Un effort. La vaisselle est faite. C’est donc avec un bureau à peu près rangé et un cendrier vidé, et ensuite proprement nettoyé, que je m’apprête à ajouter une page à mon moribond journal. Journal de quoi ? Journal de bord… Journal intime ? Chronique de je sais pas trop quoi ? Non rien ne va. Elle a écouté mon programme de la journée sans sourciller, mais je l’ai sentie dubitative. Elle ne s’est pas répétée. Bonne chose, elle sait que je ne suis pas sourd. D’ailleurs ne lui ai-je pas donné raison en reconnaissant la veille que j’ai depuis quelque temps une tendance maladive à trop charger ma brouette, à m’en imposer trop ? Je me surprends à vrai dire. Je vis absolument la vie inverse de celle que j’avais il y a six mois encore. Je me demandais alors où était toute mon énergie, mon enthousiasme et mon entrain. Il n’y avait rien. Et si j’avais le souvenir d’en avoir eu le temps était tellement passé que j’étais bien en peine de dater à quel moment cela s’était enfui. Je devais me motiver des heures pour agir, me secouer avec douleur, faire ce qu’il y avait à faire. Lentement, comme une fusée, étage après étage, je me suis rallumé. En admettant que les fusées s’allument étage par étage ce dont je ne suis pas certain… Mais admettons ! Histoire de ne pas planter une si belle métaphore… au décollage.
Ses paupières sont encore collées. Elle frotte ses yeux fatigués en gémissant qu'elle ne veut pas aller bosser.
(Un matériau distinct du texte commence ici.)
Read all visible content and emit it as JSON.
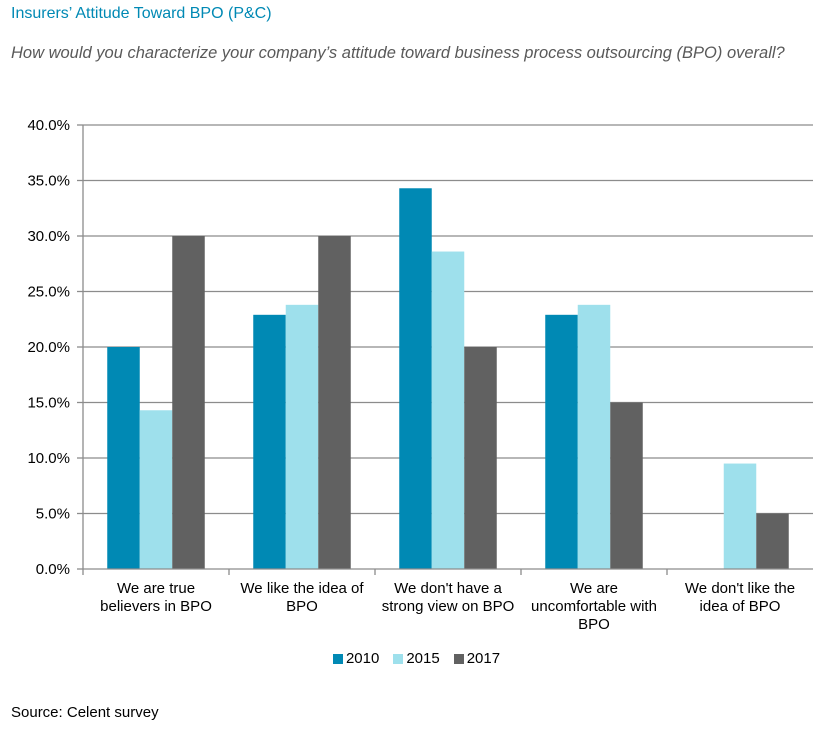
{
  "title": "Insurers’ Attitude Toward BPO (P&C)",
  "subtitle": "How would you characterize your company’s attitude toward business process outsourcing (BPO) overall?",
  "source": "Source: Celent survey",
  "chart_data": {
    "type": "bar",
    "title": "Insurers’ Attitude Toward BPO (P&C)",
    "xlabel": "",
    "ylabel": "",
    "ylim": [
      0,
      40
    ],
    "y_ticks": [
      0,
      5,
      10,
      15,
      20,
      25,
      30,
      35,
      40
    ],
    "y_tick_labels": [
      "0.0%",
      "5.0%",
      "10.0%",
      "15.0%",
      "20.0%",
      "25.0%",
      "30.0%",
      "35.0%",
      "40.0%"
    ],
    "grid": true,
    "legend_position": "bottom",
    "categories": [
      [
        "We are true",
        "believers in BPO"
      ],
      [
        "We like the idea of",
        "BPO"
      ],
      [
        "We don't have a",
        "strong view on BPO"
      ],
      [
        "We are",
        "uncomfortable with",
        "BPO"
      ],
      [
        "We don't like the",
        "idea of BPO"
      ]
    ],
    "series": [
      {
        "name": "2010",
        "color": "#0089b4",
        "values": [
          20.0,
          22.9,
          34.3,
          22.9,
          0.0
        ]
      },
      {
        "name": "2015",
        "color": "#9ee0ec",
        "values": [
          14.3,
          23.8,
          28.6,
          23.8,
          9.5
        ]
      },
      {
        "name": "2017",
        "color": "#616161",
        "values": [
          30.0,
          30.0,
          20.0,
          15.0,
          5.0
        ]
      }
    ]
  }
}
Elle préférerait rester. " Ah non non non! Sinon je ferai rien de ce que j'ai à faire... Va bosser!" dis-je. Elle rigole puis baille. J’annonce que je ferai la vaisselle. Depuis que je suis en travaux dans l’autre appart, que je passe entre huit et quatorze heures par jours sur « mon chantier », rien ne va plus de ce côté-là de la ville. Mon intérieur ne ressemble plus à rien. L’aspirateur est occupé ailleurs, il aspire du ciment et du plâtre, il a autre chose à foutre que de ramasser de petites saletés sur ma moquette, ou les poils du chat sur les tapis. Laura avoue, et ce n’est pourtant pas son genre la grande propreté, que ça commence à l’agresser. L’araignée la veille au soir, qui pionçait dans mes draps lorsque nous sommes rentrés, ne lui a pas franchement donné de l’espoir, mais plutôt un méchant frisson. Difficile d’expliquer que ce n’est plus qu’une question de temps et de vitesse de remplissage de cartons.
Il faut croire que faire la vaisselle est une activité tellement stimulante que je pense à notre Président bien aimé, l’homme qui aurait besoin d’être stimulé. Je repense à ce qu’il a dit. Je me demande s’il l’a pensé. Quel mystère que cette homme à la tête d’un régime en crise, qu’il a lui-même mis sans dessus dessous, et vient contre toute attente dire que notre pays va très bien si on vent dans un sens si si regardez bien ! Réélu en 2002 il disait en campagne électorale d’un pays qui venait de connaître une forte croissance que tout allait mal. Il en rajoutait même en utilisant de vieux chiffre de 1993…. Où est-il allé chercher ses chiffres cette fois-ci ? Navarro a-t-il résolu cette énigme dans l’épisode de la veille que j’ai raté une fois de plus ?
Un coup de téléphone de Laura. La vaisselle est finie, je lui annonce, elle s’en fout, elle est crevée, les gamins la font chier. Suggestion de sortie cinéma, Charlie et la chocolaterie, passe dans le centre. Elle doute que ça suffise à calmer ses deux fauves mal élevés d’après ses dires. « Si vous êtes sages on ira au cinéma » je l’entends leur dire. Ils n’hurlent plu dirait-on.
Question du jour : « Est-ce avec les vieux pots qu’on fait les meilleurs sourds ? ».